Dlaczego Śląsk Wrocław spadnie z Ekstraklasy (teraz na pewno)?

Nasi stali czytelnicy na pewno pamiętają mój tekst, który napisałem na początku ubiegłego sezonu. Wtedy też stwierdziłem, że ekipa z Wrocławia najprawdopodobniej pożegna się z polską elitą. Co stało się później, wie każdy kibic polskiego futbolu. Na przekór, drużyna Jacka Magiery zaczęła wygrywać mecz za meczem i przy odrobinie szczęścia mogła nawet sięgnąć po tytuł mistrzowski. Dlaczego tym razem jednak WKS niemal na pewno będzie musiał oswoić się z nową rzeczywistością Betclic 1. Ligi?

Fatalne transfery, a raczej ich brak

Śląsk Wrocław po bardzo udanym sezonie wicemistrzowskim opuściły największe gwiazdy. Utrata Erika Exposito całkowicie rozbroiła ofensywę wrocławian. W tamtym sezonie Hiszpan zdołał trafić do bramki rywala 19 razy, dokładając do tego pięć asyst. Miał on zatem wkład w 48% goli zdobytych przez wicemistrza. Mówimy tu oczywiście o wkładzie bezpośrednim, bo często to jego akcje dawały gole, nawet jeśli to nie on finalnie podawał lub kierował futbolówkę do siatki.

REKLAMA

W obecnej kampanii WKS po 22 meczach strzelił tyle, ile lider zespołu w rozgrywkach 2023/24. Jeśli nie zdobywa się nawet 1 gola na mecz, to ciężko jest marzyć o utrzymaniu. Szczególnie biorąc pod uwagę beznadziejną defensywę, jaką Śląsk dysponuje. Do utraty swojej największej gwiazdy dochodzą jeszcze odejścia Matias Nahuela czy Łukasza Bejgera. Nie da się zbudować drużyny, pozbywając się wszystkich dobrze działających elementów. Jacek Magiera wycisnął 200% z posiadanej kadry, tymczasem obecny skład jest słabszy niż ten, któremu przewidywałem spadek. Zupełnie, jakby ktoś uwierzył, że wicemistrzostwo nie jest chwilowym wyskokiem, a zwycięska passa będzie trwała w nieskończoność.

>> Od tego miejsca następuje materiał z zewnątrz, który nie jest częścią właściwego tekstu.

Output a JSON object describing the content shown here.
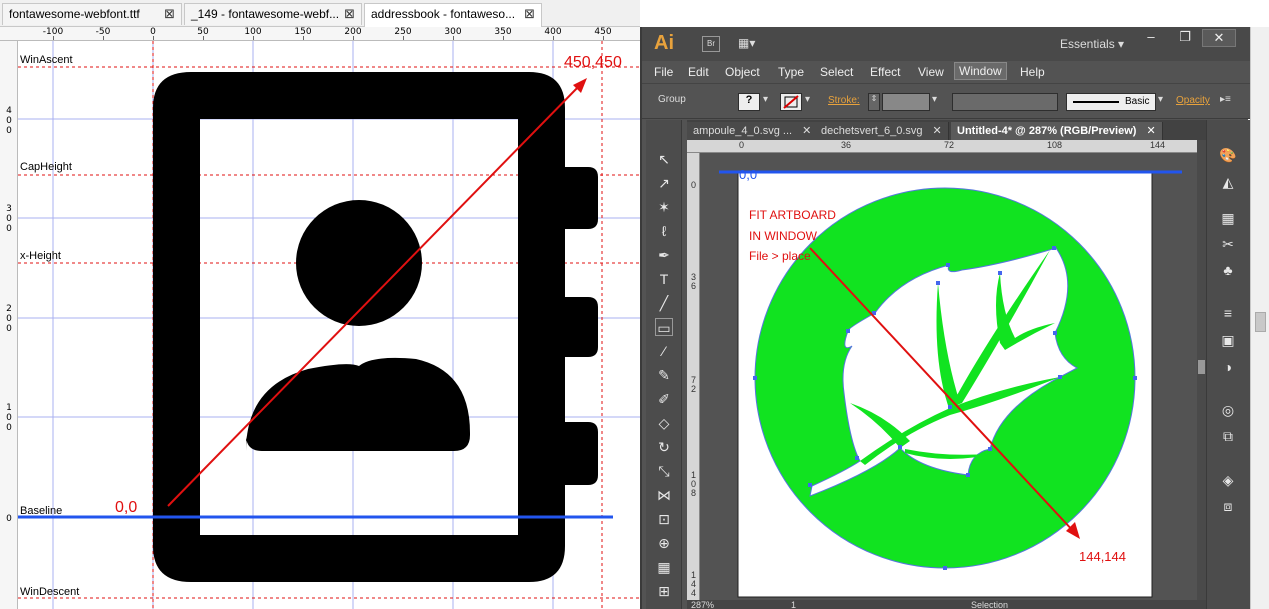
{
  "left_editor": {
    "tabs": [
      {
        "label": "fontawesome-webfont.ttf",
        "close": "⊠"
      },
      {
        "label": "_149 - fontawesome-webf...",
        "close": "⊠"
      },
      {
        "label": "addressbook - fontaweso...",
        "close": "⊠"
      }
    ],
    "hruler_labels": [
      "-100",
      "-50",
      "0",
      "50",
      "100",
      "150",
      "200",
      "250",
      "300",
      "350",
      "400",
      "450"
    ],
    "vruler_labels": [
      {
        "text": "4\n0\n0"
      },
      {
        "text": "3\n0\n0"
      },
      {
        "text": "2\n0\n0"
      },
      {
        "text": "1\n0\n0"
      },
      {
        "text": "0"
      }
    ],
    "metrics": {
      "win_ascent": "WinAscent",
      "cap_height": "CapHeight",
      "x_height": "x-Height",
      "baseline": "Baseline",
      "win_descent": "WinDescent"
    },
    "origin_label": "0,0",
    "corner_label": "450,450",
    "colors": {
      "guide": "#e01010",
      "baseline": "#2255ee",
      "glyph": "#000000"
    },
    "glyph_icon": "addressbook-icon"
  },
  "illustrator": {
    "logo": "Ai",
    "bridge": "Br",
    "workspace": "Essentials",
    "window_controls": [
      "–",
      "❐",
      "✕"
    ],
    "menu": [
      "File",
      "Edit",
      "Object",
      "Type",
      "Select",
      "Effect",
      "View",
      "Window",
      "Help"
    ],
    "control_bar": {
      "selection": "Group",
      "stroke_label": "Stroke:",
      "brush": "Basic",
      "opacity_label": "Opacity"
    },
    "doc_tabs": [
      {
        "label": "ampoule_4_0.svg ...",
        "close": "✕"
      },
      {
        "label": "dechetsvert_6_0.svg",
        "close": "✕"
      },
      {
        "label": "Untitled-4* @ 287% (RGB/Preview)",
        "close": "✕"
      }
    ],
    "ruler_labels": [
      "0",
      "36",
      "72",
      "108",
      "144"
    ],
    "vruler_labels": [
      "0",
      "3\n6",
      "7\n2",
      "1\n0\n8",
      "1\n4\n4"
    ],
    "annotation": [
      "FIT ARTBOARD",
      "IN WINDOW",
      "File > place"
    ],
    "origin_label": "0,0",
    "corner_label": "144,144",
    "status": {
      "zoom": "287%",
      "page": "1",
      "tool": "Selection"
    },
    "colors": {
      "circle": "#11e320",
      "annotation": "#e01010",
      "origin_line": "#2255ee"
    },
    "artwork_icon": "leaf-icon"
  }
}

Brak mentalności zwycięzców

Niejednokrotnie w tym sezonie drużyna z Wrocławia traciła punkty w samych końcówkach spotkań na swoje własne życzenie. Nie trzeba szukać daleko, bo bardzo ważny mecz z Radomiakiem został zremisowany w sposób wręcz komiczny. Wygrywając przez cały mecz dali sobie wbić gola w ostatniej minucie. Problemami nie są jedynie nikłe umiejętności, ale przede wszystkim słaba mentalność. Meczów, w których wychodzili na prowadzenie pierwsi, by, końcowo schodzić do szatni na tarczy było mnóstwo. Radomiak (dwa razy), Cracovia, Motor Lublin, Jagiellonia. Śląsk Wrocław prowadził w siedmiu spotkaniach, wygrał ledwie dwa z nich.

Chcesz się utrzymać w Ekstraklasie, to punktuj gdzie się da. Ta liga jest tak specyficzna, że czasem pozornie nieistotny remis, może w finalnym rozrachunku zapewnić ci utrzymanie. 14 zdobytych oczek po 22 kolejkach to absurdalnie słaby wynik. Mówimy tu przecież o drugiej sile poprzedniego sezonu Ekstraklasy, która z pucharami pożegnała się w dużej mierze przez niekompetencje europejskiego arbitra. Tam, gdzie brakowało umiejętności czystopiłkarskich, trzeba było nadrobić mentalem.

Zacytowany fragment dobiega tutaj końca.